C’est dans cette démarche que je me suis intéressé à l’art. L’exposition “le mouvement en images” au Centre Pompidou m’a donné à avoir de très bonnes œuvres majeures de l’art contemporain mais aussi certainement ce qui se fait de pire.

Que ce soit au travers d’expériences cinétiques, de happenings délirants ou de l’art conceptuel, il me semble que l’art contemporain, contrairement à l’art moderne, a manqué une marche dans le train logique de l’histoire. Avec Hegel, nous avons découvert la fin de l’histoire, avec Kant, la mort de la philosophie (“Kant a envoyé à Dieu ses gardes ontologiques pour le tuer”), avec Nietzsche, la fin de la religion. Alors quoi ? Que nous reste-t-il ? On pourrait dire qu’il nous reste l’Art. Je crois que c’est Camus qui disait que “si le monde était simple, on n’aurait pas besoin d’art”, ce qui signifie bien la vocation pédagogique et révélatrice de l’art. On dit souvent qu’il est l’expression humaine de la nature, qu’il donne à voir ce que la perception ne permet pas de voir de prime abord, dans un mouvement de dé-voilement heideggerien (ἀλήθεια), dans laquelle la vérité se voile lorsqu’on l’approche de trop près.

Musée d'Art Moderne

Aussi, dans cette démarche, on comprend d’emblée presque toute l’histoire de l’art. Des primitifs flamands à l’impressionnisme en passant par la Renaissance, le classique, le baroque et Titien, on voit se dessiner un mouvement au travers de l’art religieux. L’art qui montre, l’art qui apprend, la peinture et la sculpture qui dévoilent les textes religieux ou qui embrigadent. L’art a toujours eu deux niveaux de compréhension ; un niveau immanent et un niveau transcendant. L’immanent est de l’ordre de l’esthétique (αἰσθητικός, la sensation), c’est qui provoque le sentiment de répulsion ou d’excitation. Le transcendant, c’est tout ce qui dans l’art fait partie de l’intellect, la réflexion qu’inspire une œuvre d’art.

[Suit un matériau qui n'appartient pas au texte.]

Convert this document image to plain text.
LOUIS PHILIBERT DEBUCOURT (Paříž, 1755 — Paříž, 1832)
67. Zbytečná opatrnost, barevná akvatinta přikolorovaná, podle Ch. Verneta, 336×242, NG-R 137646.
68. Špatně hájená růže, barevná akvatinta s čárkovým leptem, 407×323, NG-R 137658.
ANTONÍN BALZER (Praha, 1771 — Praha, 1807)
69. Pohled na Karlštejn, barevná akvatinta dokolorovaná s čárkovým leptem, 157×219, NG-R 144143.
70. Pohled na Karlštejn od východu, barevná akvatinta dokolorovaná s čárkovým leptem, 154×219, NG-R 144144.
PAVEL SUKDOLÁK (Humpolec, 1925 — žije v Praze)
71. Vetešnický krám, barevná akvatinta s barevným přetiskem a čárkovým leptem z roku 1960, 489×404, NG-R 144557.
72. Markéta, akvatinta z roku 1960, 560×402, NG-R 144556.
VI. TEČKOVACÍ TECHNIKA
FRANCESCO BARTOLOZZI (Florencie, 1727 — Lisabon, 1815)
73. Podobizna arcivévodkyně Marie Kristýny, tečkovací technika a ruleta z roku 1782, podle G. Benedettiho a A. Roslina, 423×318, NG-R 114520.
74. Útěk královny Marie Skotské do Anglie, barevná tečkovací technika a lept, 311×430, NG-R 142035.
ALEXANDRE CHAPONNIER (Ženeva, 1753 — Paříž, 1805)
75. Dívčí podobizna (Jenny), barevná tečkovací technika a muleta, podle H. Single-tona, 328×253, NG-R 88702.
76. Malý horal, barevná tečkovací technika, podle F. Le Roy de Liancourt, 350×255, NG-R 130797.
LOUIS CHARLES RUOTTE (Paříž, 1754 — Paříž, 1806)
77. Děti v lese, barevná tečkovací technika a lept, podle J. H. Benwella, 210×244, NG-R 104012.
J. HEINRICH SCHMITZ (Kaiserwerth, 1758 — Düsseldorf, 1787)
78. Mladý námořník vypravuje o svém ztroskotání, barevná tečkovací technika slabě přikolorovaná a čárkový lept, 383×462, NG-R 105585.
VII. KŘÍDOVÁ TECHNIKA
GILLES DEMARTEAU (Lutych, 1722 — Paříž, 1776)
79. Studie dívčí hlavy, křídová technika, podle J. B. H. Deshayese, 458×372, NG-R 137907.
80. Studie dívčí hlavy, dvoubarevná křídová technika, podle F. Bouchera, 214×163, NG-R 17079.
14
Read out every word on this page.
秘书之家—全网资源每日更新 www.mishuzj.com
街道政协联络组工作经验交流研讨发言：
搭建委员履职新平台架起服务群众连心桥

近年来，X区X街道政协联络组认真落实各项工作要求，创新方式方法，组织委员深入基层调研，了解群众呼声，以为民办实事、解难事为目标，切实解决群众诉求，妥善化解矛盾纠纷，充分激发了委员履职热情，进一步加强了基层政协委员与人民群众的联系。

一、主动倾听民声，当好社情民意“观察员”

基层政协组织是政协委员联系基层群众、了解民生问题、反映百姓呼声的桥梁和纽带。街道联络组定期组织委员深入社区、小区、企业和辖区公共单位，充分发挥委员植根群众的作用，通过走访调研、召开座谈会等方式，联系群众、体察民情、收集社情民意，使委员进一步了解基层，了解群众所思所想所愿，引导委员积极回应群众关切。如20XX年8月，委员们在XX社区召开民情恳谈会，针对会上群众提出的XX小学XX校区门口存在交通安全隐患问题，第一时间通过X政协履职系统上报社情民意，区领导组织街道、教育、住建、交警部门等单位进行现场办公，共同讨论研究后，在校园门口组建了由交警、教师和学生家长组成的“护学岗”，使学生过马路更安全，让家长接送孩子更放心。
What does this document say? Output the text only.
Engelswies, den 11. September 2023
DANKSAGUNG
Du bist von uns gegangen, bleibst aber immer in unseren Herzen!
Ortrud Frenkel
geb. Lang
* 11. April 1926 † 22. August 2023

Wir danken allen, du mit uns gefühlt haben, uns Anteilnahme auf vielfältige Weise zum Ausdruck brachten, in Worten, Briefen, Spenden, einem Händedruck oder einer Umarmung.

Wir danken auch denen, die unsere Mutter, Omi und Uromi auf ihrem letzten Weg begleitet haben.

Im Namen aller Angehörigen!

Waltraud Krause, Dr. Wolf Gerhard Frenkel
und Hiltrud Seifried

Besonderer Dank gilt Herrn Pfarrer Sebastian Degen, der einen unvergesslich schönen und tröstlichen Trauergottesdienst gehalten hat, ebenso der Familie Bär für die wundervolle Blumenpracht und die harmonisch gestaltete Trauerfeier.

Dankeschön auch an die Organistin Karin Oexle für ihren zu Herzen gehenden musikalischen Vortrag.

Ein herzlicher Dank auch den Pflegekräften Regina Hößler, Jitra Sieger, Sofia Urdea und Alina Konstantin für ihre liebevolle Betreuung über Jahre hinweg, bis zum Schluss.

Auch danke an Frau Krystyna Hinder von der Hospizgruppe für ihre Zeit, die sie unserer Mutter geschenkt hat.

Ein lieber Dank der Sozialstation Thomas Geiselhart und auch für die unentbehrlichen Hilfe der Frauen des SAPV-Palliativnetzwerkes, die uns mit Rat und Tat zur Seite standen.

Nous y sommes, c’est là que le bât blesse. L’art contemporain ne provoque plus la sensation, il laisse froid et ne permet pas d’être lu sans mode d’emploi. C’est là que tout part en sucette. A quoi sert l’art s’il devient tout à coup réservé à une élite qui pour le coup est obligée de se droguer pour comprendre ce qu’on lui montre. Lorsqu’on arrive au début du vingtième siècle, avec Brancusi, Francis Bacon, Miró, Jackson Pollock, Pierre Soulages, et bien d’autres, on arrive encore à comprendre parce qu’il y a un sens pictural, un sens de l’œuvre, une sémantique élaborée qui fait encore sens, mais lorsqu’on arrive à l’art conceptuel, la monstruosité des happenings de ces gens qui exposent de la merde en boîte de conserve ou qui s’exposent nus en criant des jurons à l’envi, il n’y a plus rien à comprendre, c’est du vent, c’est n’importe quoi. On en a fini avec l’art. Ces gens ont tué l’art, ils n’apportent rien et tuent toute démarche esthétique.

Musée d'Art Moderne

Plus grave encore, ce qui a été perdu dans l’art, c’est le niveau social. Là où l’art avait cette vocation de décorer les églises, lorsque les peintures de Veronese ornaient les Scuole de Venise pour apprendre aux jeunes peintres, où l’on magnifiait la grandeur politique et religieuse, il n’y a aujourd’hui plus rien. Lorsque je vois ce peintre belge qui barbouille ses toiles de ses propres excréments, je ne vois pas ce qu’il y a de social là-dedans. C’est en partie pour cela que je ne m’intéresse plus à l’art contemporain, principalement parce qu’il n’y a rien dedans. Ce n’est pas bien difficile de se défaire du vide. Et si l’on réfléchit bien, les seuls artistes contemporains qui gardent encore cet aspect social des choses, ce sont les architectes. Eux seuls ont encore à l’esprit des préoccupations sociales, leur vision des choses va au-delà de la simple beauté des choses puisqu’ils réfléchissent avec la notion d’espace, d’occupation, de territorialité, c’est là les seules préoccupations qui doivent encore conduire l’art. D’ailleurs, ce sont là des notions philosophiques, que l’on ne trouve presque plus dans la peinture.

Felix, Robert Walser

death in the snow

Robert Walser est un personnage hors du commun. Peu connu de son vivant, il fut encensé par des personnages tels que Kafka et Robert Musil mais ne connut jamais de gloire auprès du grand public. Auteur allemand installé en Suisse, il passa une partie de sa vie interné en hôpital psychiatrique et sa mort tragique, un jour de Noël, arriva tandis qu’il se promenait dans la neige.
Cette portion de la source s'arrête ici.